# Order of the products of two order-2 elements in a finite group

Let $$G$$ be a finite group and $$g,h \in G$$ both have order 2. Determine the possible orders of $$gh$$.

So I first think of this in terms of symmetric groups. Obviously $$g$$ and $$h$$ could be the same transposition in $$S_n$$ and thus $$gh$$ is the identity (order 1). They could also be two disjoint transpositions and have order 2. And if they are two non-disjoint transpositions they would have order 3.

For order 4 or higher I couldn't really construct more examples, but I think that is mainly because I am limiting myself to the symmetric groups. Perhaps there are finite groups that are more complex that would help me arrive at an answer faster... Any thoughts or hints?

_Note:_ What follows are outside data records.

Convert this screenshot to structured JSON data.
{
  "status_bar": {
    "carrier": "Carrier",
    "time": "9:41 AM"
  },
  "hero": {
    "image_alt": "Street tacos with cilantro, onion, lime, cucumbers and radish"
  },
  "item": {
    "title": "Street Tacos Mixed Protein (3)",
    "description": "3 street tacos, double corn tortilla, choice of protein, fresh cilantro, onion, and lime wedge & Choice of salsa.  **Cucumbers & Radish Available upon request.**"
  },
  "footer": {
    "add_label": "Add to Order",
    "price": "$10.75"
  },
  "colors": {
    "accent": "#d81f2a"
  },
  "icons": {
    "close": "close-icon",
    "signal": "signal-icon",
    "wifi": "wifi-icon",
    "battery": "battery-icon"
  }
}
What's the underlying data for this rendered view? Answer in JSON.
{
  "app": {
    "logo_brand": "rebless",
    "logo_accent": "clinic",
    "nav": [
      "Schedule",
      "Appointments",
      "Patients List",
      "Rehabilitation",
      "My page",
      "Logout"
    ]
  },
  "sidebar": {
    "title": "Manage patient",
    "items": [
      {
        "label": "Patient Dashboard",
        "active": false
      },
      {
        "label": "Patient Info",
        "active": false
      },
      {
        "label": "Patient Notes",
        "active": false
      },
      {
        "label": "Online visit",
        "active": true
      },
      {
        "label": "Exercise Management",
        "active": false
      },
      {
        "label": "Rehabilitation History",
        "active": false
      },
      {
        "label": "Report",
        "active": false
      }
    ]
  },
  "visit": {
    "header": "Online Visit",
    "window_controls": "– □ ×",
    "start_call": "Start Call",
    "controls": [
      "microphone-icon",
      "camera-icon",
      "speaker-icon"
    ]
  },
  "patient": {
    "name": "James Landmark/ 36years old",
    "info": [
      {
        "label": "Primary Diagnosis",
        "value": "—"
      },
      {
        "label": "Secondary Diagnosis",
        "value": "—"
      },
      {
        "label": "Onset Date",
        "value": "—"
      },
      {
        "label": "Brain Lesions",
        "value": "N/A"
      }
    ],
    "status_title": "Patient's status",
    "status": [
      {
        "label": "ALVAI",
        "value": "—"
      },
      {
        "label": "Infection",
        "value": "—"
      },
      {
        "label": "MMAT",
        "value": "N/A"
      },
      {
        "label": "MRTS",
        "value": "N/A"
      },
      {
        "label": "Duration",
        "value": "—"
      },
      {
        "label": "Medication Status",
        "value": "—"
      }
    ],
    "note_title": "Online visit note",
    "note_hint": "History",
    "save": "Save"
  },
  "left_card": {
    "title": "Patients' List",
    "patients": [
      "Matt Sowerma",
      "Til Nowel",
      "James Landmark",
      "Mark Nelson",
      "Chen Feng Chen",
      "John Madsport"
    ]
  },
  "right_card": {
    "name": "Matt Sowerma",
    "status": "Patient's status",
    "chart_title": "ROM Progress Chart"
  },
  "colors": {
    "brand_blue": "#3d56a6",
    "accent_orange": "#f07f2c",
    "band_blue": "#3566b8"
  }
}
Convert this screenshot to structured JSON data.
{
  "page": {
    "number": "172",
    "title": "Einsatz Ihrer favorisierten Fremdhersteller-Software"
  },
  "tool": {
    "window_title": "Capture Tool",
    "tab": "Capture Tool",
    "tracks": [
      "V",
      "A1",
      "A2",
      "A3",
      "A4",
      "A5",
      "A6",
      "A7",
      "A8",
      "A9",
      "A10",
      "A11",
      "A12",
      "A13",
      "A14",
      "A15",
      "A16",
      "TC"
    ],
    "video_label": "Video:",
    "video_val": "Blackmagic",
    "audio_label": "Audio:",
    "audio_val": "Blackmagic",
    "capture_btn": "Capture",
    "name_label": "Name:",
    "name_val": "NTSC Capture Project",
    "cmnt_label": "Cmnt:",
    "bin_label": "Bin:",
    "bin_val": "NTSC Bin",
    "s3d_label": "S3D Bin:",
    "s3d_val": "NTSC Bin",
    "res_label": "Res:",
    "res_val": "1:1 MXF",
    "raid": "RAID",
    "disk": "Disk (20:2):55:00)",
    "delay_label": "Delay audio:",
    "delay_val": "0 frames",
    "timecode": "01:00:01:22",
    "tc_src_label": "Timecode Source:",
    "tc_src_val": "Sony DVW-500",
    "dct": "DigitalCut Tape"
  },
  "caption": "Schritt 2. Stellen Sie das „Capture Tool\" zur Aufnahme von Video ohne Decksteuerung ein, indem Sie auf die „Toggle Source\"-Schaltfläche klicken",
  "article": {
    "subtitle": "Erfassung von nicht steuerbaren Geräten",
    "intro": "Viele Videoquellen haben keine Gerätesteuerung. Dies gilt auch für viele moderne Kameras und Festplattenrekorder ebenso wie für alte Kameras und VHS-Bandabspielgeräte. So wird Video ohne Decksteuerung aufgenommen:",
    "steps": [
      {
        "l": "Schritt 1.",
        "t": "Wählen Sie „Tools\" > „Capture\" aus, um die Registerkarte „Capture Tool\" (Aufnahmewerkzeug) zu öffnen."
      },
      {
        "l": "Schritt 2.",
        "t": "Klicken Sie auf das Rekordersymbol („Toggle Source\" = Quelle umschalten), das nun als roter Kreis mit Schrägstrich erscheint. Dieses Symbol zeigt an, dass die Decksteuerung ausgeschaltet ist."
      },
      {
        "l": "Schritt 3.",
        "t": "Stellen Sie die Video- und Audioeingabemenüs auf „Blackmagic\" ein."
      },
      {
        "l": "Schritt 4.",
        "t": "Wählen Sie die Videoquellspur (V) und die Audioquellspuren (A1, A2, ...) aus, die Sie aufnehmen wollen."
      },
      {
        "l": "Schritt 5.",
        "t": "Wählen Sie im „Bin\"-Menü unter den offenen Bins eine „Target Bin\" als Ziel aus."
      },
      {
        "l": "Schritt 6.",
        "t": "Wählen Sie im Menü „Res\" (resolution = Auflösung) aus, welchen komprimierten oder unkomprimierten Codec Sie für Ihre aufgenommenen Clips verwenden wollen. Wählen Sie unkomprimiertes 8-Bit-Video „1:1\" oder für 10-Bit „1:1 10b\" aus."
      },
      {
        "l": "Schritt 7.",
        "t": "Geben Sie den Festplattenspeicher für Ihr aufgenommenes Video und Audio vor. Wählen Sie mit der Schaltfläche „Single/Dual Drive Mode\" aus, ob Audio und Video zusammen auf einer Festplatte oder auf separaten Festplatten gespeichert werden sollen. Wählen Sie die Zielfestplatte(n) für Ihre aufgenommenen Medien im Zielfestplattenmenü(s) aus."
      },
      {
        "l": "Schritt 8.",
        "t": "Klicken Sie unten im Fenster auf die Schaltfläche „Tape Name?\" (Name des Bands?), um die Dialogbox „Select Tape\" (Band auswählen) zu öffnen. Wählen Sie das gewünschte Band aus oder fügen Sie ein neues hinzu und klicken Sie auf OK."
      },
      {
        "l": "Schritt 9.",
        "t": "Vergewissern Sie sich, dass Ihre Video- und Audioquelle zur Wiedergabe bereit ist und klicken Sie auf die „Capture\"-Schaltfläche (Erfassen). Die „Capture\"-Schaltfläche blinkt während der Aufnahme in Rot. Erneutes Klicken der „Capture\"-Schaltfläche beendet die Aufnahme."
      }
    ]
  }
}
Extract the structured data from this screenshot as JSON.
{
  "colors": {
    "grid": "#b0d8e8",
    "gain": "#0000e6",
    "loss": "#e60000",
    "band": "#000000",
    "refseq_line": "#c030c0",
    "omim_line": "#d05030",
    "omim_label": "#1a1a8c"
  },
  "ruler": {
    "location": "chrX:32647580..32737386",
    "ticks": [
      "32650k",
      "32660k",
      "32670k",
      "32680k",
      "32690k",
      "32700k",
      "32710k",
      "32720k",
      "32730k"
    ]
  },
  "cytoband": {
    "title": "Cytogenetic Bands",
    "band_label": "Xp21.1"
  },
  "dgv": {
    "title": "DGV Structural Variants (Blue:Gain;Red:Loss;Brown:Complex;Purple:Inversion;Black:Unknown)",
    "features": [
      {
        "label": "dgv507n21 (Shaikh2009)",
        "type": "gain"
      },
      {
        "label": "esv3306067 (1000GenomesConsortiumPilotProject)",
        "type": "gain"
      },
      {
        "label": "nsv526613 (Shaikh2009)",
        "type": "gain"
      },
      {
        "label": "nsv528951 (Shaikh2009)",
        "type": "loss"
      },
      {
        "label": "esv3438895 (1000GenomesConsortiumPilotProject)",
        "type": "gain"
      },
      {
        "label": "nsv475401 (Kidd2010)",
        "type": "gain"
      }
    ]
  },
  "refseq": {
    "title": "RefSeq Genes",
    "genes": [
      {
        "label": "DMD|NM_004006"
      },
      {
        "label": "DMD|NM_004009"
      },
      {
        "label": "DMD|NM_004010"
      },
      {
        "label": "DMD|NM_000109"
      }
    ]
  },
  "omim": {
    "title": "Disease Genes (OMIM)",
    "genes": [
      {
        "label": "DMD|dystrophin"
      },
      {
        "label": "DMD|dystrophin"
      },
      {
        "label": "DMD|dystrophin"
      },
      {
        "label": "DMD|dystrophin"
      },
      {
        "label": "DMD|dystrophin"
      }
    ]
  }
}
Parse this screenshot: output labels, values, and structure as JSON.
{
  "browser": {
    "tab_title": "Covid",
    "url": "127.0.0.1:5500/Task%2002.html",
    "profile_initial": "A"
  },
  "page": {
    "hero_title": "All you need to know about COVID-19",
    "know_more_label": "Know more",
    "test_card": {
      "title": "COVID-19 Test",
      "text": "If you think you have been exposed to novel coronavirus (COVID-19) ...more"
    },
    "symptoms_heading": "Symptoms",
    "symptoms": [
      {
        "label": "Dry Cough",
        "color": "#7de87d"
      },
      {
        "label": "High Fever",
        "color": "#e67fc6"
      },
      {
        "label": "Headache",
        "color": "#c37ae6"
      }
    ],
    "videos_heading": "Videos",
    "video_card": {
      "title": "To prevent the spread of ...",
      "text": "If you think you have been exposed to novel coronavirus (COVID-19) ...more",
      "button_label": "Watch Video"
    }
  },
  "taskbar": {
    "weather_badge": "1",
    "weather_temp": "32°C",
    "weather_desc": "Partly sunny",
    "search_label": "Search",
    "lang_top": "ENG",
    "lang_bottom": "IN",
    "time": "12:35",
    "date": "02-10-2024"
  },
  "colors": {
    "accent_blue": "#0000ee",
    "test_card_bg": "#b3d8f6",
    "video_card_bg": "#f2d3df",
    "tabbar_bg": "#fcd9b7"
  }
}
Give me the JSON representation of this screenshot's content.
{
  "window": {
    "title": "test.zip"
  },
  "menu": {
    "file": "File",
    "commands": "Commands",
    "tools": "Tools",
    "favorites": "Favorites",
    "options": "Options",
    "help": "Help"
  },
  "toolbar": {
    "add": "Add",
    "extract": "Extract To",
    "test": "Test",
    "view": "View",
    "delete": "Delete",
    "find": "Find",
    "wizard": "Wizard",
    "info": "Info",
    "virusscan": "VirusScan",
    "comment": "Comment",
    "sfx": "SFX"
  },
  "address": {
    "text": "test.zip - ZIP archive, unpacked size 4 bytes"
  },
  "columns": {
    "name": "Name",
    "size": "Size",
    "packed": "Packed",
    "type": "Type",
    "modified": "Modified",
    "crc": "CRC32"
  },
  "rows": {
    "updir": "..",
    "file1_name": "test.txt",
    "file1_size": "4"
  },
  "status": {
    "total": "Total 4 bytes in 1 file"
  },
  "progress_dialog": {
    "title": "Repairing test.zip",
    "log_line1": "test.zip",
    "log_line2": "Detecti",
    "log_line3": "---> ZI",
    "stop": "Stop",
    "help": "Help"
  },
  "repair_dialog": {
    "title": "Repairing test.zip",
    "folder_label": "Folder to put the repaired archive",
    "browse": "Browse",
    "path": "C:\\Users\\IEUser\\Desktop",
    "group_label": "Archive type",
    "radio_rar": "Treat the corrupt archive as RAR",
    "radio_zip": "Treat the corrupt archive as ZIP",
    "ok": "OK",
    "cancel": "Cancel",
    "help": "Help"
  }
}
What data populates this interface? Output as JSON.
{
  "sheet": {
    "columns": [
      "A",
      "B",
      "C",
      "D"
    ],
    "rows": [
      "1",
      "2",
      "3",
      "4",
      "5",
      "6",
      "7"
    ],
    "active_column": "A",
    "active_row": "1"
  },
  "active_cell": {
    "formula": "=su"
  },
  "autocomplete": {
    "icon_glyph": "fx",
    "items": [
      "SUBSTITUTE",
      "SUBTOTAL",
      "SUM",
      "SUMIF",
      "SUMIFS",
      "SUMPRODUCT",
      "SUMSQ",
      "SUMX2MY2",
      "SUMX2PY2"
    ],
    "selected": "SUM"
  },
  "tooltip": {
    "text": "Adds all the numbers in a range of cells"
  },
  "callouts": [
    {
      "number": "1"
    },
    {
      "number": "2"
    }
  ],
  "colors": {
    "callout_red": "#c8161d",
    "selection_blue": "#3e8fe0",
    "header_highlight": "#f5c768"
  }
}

• In the dihedral group of order $2n$, you can have the product of two elements of order $2$ be $n$. – Arturo Magidin Oct 23 at 2:18
• In a sense there are no finite groups that are more complex then symmetric groups: en.wikipedia.org/wiki/Cayley%27s_theorem. Of course, not every element of a symmetric group is a transposition. – Carsten S Oct 23 at 11:36

Consider the dihedral group $$D_{2n} = \langle a,b\mid a^n = b^2 = 1 = (ab)^2\rangle$$ of order $$2n$$. We have also $$D_{2n} = \langle ab,b\rangle$$ with both $$ab,b$$ elements of order $$2$$, and $$a = (ab)b$$ has order $$n$$. This holds for all $$n\in\mathbb{N}^*$$, $$n\ge 3$$. Therefore, every positive integer can be a possible order (it is easy to find examples for $$n = 1,2$$).
• Thanks for this response, everything else makes sense but could you explain why $(ab)^2=1$? – CharlieCornell Oct 23 at 2:34
• @CharlieCornell It is from the definition of dihedral groups: $bab = a^{-1}$. – Hongyi Huang Oct 23 at 2:35
Let $$A = \begin{pmatrix} -1 & 1 \\ 0 & 1 \end{pmatrix}, B = \begin{pmatrix} -1 & 0 \\ 0 & 1 \end{pmatrix}.$$ Then you can check that $$A^2 = I, B^2 = I, AB = \begin{pmatrix} 1 & 1 \\ 0 & 1 \end{pmatrix}.$$
Notice that $$(AB)^m = \begin{pmatrix} 1 & m \\ 0 & 1 \end{pmatrix}.$$ So if we look at everything mod $$m$$, then $$A$$ and $$B$$ have order $$2$$ and $$AB$$ has order $$m$$. The group here is $$\operatorname{GL}_2(\mathbf{Z}/m)$$. The one exception is when $$m = 2$$ in which case $$B \equiv I \pmod 2$$ (which isn't order $$2$$). So this provides an example for all $$m \ge 3$$.
And, of course, if you don't look mod $$m$$, this provides an example where $$A$$ and $$B$$ have order $$2$$ and their product has infinite order.